Le notaire chargé de la succession doit établir la déclaration de succession. Ce document est remis au fisc par ses légataires, récapitule l’identité du défunt, ses héritiers, ainsi que l’ensemble des biens et dettes qui composent la succession. Elle n’est pas exigée lorsque la succession ne comporte aucun bien ou qu’elle comporte un actif brut inférieur à 1 500 euros. Cette déclaration doit être déposée à la recette générale des impôts du défunt. Vous avez jusqu’à six mois suivants le jour du décès pour la faire.

Le partage de l’héritage

Si vous êtes l’unique héritier de la succession, alors vous pouvez disposer de l’ensemble des biens comme bon vous semblera.

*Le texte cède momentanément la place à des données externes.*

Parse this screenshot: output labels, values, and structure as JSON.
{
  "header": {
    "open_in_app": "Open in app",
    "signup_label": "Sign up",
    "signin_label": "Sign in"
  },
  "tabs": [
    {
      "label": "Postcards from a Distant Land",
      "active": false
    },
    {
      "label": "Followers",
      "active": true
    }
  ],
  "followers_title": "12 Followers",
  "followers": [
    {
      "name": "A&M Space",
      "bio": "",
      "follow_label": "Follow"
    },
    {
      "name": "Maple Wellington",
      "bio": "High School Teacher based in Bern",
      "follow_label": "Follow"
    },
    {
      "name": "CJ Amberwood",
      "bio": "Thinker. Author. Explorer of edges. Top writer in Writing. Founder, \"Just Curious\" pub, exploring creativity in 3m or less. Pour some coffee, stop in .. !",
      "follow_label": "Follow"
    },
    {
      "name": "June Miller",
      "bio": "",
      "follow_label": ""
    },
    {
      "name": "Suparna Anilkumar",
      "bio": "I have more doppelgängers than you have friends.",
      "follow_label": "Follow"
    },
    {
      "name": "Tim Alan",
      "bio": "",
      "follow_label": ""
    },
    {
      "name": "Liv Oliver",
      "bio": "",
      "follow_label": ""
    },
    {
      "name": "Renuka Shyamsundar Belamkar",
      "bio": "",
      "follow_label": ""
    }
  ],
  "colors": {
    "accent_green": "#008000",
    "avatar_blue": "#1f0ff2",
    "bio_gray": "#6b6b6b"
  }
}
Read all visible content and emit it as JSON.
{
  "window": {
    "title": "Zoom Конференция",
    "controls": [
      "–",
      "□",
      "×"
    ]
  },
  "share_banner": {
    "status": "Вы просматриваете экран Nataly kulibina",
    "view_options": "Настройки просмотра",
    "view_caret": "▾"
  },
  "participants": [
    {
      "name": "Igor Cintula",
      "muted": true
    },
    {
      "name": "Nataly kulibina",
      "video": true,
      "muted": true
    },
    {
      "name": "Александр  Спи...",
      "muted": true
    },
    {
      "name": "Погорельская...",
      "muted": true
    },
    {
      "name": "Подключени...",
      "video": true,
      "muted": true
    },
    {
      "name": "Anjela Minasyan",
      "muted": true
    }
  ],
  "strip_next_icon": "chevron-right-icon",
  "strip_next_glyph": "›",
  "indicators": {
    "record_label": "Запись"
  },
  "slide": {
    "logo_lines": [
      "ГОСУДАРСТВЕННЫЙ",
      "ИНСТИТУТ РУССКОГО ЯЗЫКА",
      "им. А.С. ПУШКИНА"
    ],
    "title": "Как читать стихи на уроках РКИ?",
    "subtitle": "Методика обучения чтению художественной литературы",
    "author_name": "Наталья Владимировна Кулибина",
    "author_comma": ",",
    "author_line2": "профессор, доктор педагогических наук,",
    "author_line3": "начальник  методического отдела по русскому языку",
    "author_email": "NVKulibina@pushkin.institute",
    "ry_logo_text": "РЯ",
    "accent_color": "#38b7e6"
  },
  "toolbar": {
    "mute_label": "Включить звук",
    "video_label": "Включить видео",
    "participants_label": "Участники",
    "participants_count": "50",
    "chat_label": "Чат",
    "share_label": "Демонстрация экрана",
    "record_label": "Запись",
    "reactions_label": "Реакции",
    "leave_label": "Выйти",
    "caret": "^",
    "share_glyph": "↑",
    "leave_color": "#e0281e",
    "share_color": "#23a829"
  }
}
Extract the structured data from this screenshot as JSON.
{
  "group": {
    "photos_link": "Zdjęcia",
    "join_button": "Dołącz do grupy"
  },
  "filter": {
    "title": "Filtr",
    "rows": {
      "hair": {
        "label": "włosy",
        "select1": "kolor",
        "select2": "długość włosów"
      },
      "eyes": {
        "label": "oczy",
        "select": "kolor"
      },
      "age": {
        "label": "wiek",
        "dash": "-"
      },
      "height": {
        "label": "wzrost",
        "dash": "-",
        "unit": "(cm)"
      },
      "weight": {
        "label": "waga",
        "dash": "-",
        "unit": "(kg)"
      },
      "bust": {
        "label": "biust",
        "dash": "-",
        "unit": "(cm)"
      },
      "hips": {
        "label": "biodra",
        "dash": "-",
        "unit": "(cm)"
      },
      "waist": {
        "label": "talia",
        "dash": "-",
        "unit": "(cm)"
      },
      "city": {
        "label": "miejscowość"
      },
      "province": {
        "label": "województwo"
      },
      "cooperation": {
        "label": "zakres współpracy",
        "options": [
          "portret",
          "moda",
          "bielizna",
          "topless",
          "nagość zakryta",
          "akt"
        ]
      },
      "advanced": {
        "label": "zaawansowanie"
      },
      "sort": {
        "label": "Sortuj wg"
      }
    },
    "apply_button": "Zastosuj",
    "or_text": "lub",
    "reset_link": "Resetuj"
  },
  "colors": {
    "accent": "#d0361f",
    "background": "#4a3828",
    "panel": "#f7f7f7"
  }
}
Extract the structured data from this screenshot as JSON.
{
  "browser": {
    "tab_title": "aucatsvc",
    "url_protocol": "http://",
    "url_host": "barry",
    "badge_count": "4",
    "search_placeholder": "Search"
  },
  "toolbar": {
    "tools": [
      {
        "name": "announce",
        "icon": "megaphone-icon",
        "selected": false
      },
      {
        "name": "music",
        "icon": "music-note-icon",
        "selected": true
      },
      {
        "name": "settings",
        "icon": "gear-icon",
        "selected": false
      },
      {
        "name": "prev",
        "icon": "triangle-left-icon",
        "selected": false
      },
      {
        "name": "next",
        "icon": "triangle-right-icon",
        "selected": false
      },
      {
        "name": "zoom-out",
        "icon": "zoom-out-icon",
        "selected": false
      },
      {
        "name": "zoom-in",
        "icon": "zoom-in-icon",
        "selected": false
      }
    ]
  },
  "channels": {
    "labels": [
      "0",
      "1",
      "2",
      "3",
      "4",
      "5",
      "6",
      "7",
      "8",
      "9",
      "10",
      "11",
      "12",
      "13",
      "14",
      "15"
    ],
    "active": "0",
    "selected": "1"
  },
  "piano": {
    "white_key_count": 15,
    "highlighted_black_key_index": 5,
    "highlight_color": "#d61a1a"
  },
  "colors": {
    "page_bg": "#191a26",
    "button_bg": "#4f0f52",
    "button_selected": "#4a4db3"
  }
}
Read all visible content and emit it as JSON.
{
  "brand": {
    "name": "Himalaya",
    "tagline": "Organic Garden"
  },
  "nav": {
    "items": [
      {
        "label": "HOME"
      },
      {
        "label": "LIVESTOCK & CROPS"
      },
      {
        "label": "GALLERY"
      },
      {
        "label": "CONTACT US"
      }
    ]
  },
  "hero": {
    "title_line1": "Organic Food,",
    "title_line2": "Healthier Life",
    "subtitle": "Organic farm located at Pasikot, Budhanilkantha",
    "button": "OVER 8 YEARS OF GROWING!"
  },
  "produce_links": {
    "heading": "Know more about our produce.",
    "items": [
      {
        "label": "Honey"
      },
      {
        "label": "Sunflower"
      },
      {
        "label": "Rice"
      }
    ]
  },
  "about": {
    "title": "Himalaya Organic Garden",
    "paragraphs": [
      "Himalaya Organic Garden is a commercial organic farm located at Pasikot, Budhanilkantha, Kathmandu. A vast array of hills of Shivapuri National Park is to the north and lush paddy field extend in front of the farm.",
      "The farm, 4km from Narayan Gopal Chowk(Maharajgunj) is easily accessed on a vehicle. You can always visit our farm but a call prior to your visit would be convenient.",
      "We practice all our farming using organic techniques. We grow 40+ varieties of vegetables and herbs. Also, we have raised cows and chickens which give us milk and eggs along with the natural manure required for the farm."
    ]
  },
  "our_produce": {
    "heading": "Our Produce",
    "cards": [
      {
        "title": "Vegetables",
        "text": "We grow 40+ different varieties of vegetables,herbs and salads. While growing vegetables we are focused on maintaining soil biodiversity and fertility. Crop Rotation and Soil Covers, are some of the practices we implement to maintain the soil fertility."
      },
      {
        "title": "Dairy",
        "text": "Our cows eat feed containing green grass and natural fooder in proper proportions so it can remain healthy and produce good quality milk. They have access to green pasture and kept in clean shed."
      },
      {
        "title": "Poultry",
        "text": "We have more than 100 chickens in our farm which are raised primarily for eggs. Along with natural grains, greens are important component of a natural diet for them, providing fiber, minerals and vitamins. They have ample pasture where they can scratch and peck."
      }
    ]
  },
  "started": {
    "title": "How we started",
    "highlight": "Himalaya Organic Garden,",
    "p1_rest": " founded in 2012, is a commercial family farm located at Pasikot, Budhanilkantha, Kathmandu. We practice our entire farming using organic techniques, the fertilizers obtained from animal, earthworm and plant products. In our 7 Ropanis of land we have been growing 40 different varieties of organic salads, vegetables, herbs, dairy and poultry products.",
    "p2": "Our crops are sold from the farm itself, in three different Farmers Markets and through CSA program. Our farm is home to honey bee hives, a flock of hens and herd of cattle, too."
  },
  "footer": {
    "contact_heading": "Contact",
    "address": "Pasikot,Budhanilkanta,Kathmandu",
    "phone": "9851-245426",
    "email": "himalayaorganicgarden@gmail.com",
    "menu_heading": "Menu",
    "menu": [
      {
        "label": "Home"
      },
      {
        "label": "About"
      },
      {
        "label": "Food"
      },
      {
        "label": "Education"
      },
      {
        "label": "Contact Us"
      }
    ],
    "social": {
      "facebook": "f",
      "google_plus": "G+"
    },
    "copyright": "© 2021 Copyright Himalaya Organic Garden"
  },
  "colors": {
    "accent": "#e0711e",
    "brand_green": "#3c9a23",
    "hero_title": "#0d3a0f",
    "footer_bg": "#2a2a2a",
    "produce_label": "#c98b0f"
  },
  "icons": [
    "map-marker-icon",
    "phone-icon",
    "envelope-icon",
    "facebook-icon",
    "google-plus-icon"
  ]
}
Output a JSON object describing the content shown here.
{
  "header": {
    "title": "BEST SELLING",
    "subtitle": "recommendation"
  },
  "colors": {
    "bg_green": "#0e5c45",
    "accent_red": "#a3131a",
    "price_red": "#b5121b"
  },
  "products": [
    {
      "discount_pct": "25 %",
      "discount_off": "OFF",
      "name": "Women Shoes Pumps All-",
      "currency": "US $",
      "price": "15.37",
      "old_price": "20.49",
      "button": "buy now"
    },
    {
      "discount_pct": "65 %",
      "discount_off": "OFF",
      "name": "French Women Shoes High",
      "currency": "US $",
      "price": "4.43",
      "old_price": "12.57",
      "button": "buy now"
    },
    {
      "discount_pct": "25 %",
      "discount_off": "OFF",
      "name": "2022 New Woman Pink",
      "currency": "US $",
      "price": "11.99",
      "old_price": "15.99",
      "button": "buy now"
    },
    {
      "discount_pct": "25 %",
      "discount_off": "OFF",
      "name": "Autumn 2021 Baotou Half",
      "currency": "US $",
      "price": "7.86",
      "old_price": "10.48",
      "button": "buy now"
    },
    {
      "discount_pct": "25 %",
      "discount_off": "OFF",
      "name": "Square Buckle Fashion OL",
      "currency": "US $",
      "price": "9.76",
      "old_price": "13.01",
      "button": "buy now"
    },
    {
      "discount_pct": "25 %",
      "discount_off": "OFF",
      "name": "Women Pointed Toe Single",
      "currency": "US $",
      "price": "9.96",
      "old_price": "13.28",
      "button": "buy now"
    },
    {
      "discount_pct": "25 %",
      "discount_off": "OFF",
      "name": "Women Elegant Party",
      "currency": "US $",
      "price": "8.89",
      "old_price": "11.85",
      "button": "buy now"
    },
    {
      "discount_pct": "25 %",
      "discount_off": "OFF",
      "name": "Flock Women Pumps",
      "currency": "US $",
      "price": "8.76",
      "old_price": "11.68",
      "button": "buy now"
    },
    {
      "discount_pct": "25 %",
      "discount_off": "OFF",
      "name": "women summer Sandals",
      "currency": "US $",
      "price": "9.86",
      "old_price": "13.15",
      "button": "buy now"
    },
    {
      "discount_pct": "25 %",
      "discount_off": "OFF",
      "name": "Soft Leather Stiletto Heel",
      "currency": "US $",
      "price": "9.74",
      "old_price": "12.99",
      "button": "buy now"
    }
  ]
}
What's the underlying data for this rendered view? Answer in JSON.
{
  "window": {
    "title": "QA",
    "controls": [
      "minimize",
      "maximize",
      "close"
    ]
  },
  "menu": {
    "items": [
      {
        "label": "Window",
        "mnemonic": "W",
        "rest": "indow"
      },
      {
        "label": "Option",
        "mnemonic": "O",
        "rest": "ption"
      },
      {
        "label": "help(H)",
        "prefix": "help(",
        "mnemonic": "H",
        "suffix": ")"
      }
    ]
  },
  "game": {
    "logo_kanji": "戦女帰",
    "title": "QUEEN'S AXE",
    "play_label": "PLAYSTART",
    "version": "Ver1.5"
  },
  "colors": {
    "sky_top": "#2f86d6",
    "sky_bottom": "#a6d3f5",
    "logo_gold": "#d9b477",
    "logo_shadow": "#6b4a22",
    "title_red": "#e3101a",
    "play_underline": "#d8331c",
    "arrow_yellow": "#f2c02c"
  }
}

En revanche, lorsque les héritiers sont plusieurs, le partage des biens devient plus complexe. Notamment lorsqu’arrive en héritage une propriété. Dans ce cas de figure, on parle d’indivision. Le partage a pour but de répartir tous les biens de l’indivision ou les sommes provenant de leurs ventes, entre les différents indivisaires. En effet, il est impossible de répartir ce bien en lots entre les différents bénéficiaires tout comme il est impossible de s’en débarrasser sans l’accord des autres. Les quotes-parts peuvent être soit équivalentes, soit différentes, mais malgré tout, toutes les décisions doivent être prises à l’unanimité. Cependant, un coïndivisaire (c’est-à-dire l’un des héritiers de cette indivision) peut exiger la vente de la totalité des parties pour entrer en possession de sa propre part. En cas de conflit sévère, il faut s’adresser au juge qui tranchera, mais cela implique plus d’argent et plus de délais. Mieux vaut alors s’arranger à l’amiable, car lorsque les choses se passent bien, chacun peut profiter des biens indivis.